Елена Крюкова - Юродивая
Звезды колыхались и смещались. Спирали омуля вращались в разные стороны, били серебряными хвостами. Мороз тащил из озера белые сети, там билась рыба, она вываливалась из порванных ячей и билась об лед. И я билась головой о камень, об лед вместе с рыбой. Я рыба, я бессловесная тварь, я раздуваю жабры, я сейчас разобьюсь, я перестану думать, страдать, существовать. Исса. Тебя нет. Значит, и меня нет. Я омуль, а вот их тысячи плещется в сетях и на свободе. Я омуль, и я забыла имя свое. Я омуль, Исса, и я обвиваюсь вокруг Твоей стопы. Ты давишь меня ногами. Ты стоишь на мне, на рыбе, и смеешься. И я плыву с Тобой на себе, держу Тебя на своей спине, уплываю с Тобой в глубины черноты и зимы. И пустота раздвигается, впуская нас.
Я разлепила мокрые ледяные колючки ресниц. Я сподобилась еще раз увидеть Иссу.
Перед моим лицом проплыло круглое зеркало приблудной льдины. Поодаль, против утеса, поросшего стлаником и кедрачом, качался на густых маслено-леденистых волнах пузатый карбас. Оранжевой краской он был крашен когда-то, да вся она с него пооблезла, облупилась, и темные, изъеденные ветрогоном ребра досок выпирали наружу — голодом скитаний и нищеты. Мощно и смертно, ровно и неутешно дула, гудя, сарма. Палуба карбаса, кренясь и скрипя, протягивала на дощатой ладони навстречу идущему по водам Иссе двух рыбарей. Рыбаки скользили обутыми в унты ногами по сочленениям палубных костей. Искали, куда упереться ступней, за что ухватиться. Качало сильно. В раздутые ноздри, в виски хлестал волчий ветер.
Исса брел уже через силу, хоть легкость шага сохранял.
Я различила — закушены Его губы. Кровь брусничными брызгами окрестила подбородок. Кровь испятнала льдины, хрустко расходившиеся веером под Его ногами — закраины застылых плит резали нежные узкие ступни, вцеплялись в них когтями. Я все видела. Помочь не могла. Он шел к карбасу. Кричи не кричи — Его было уже не вернуть. Мимо меня Он опять прошел в жизни. И что теперь будет со мною?!
И почему у Него лицо Юхана, мужа моего лицо?!
— Петр!.. Иоанн!.. — крикнул Он слабо. До меня еле донесся Его голос.
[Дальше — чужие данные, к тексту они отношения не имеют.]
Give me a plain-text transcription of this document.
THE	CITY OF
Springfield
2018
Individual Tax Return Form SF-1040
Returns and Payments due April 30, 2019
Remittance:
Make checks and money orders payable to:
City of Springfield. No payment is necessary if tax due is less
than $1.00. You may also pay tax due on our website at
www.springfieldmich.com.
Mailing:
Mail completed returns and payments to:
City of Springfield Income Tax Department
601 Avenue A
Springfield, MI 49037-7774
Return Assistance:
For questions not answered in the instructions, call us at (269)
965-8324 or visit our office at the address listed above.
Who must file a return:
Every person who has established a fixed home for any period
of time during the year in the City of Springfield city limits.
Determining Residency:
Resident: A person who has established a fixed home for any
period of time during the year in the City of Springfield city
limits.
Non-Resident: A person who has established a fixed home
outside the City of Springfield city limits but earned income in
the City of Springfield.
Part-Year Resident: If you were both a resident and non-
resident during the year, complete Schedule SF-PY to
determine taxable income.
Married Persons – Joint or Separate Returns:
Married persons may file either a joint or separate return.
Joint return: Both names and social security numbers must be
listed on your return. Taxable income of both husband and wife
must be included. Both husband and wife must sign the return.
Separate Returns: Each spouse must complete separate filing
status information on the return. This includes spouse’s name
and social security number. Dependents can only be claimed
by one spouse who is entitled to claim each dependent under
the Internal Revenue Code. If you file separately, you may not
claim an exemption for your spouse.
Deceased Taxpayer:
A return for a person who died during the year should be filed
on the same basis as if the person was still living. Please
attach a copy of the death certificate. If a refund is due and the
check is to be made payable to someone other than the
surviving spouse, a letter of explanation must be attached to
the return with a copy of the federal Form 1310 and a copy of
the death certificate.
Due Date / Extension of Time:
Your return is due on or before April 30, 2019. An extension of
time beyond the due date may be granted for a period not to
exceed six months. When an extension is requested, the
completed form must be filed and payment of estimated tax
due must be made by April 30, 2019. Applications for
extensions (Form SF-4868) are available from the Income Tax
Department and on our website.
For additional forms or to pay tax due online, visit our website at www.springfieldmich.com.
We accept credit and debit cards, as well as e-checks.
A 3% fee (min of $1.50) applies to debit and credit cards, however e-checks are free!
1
Он вскринул к рыбакам руки, замотался перед Его грудью обледенелый корабельный канат. Из последних сил крючьями обветренных голых рук Исса вцепился в него.
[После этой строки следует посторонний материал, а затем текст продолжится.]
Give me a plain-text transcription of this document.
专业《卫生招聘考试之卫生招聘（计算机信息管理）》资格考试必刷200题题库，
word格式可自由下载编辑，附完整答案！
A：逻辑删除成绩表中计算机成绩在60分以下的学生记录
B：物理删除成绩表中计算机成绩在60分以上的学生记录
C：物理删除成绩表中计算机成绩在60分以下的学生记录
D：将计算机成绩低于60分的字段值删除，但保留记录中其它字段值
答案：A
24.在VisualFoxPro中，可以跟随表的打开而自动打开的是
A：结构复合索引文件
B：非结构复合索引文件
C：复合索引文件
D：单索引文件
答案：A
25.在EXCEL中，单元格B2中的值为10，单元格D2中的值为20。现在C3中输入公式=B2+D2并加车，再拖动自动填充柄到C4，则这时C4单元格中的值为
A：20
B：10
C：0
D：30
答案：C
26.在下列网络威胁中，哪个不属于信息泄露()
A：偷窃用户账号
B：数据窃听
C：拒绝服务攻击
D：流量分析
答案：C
Два рыбака — старый, с серебряной бородой кольцами, лысый и загорелый до каленой черноты, и юный мальчишка, румянощекий, тонкошеий, глаза распахнуты шире клювов орущих птенцов, яблочный подбородок, запястья и кудри как у девушки, а лоб и губы в чешуе пота, — крепко ухватившись за конец сброшенного каната, потянули, надувая заплечные жилы… — ну, еще, еще, Господи, пособи!.. раз-два, эх! — тут и третий рыбак вывернулся из-за горой сложенной снасти, чернявый, смолянобородый, лишь белки глаз, смачно и страшно синея, блестели в ночи, — и вот, вижу, Исса уже на палубе, а карбас мотает и крутит нещадно, а эти мужики, рыбаки, смеются, а может быть, и плачут, пес их разберет; сильно блестят их лица, красные на морозе, и что-то такое суют Иссе в руки, в рот, — прищурилась и увидала насилу, сама от слез ослепла: в деревянной миске они Ему бруснику моченую подносят и стопарь наливают из громадной бутыли, а бутыль-то у Петра за пазухой была, в тулупе, он и опять ее туда прячет. А у Иссы руки окоченели совсем! Не шевельнет Он ими, только дует, дышит на них. А чернявый накидывает на плечи Иссе тулуп овчинный, обнимает Иссу за шею и целует Его.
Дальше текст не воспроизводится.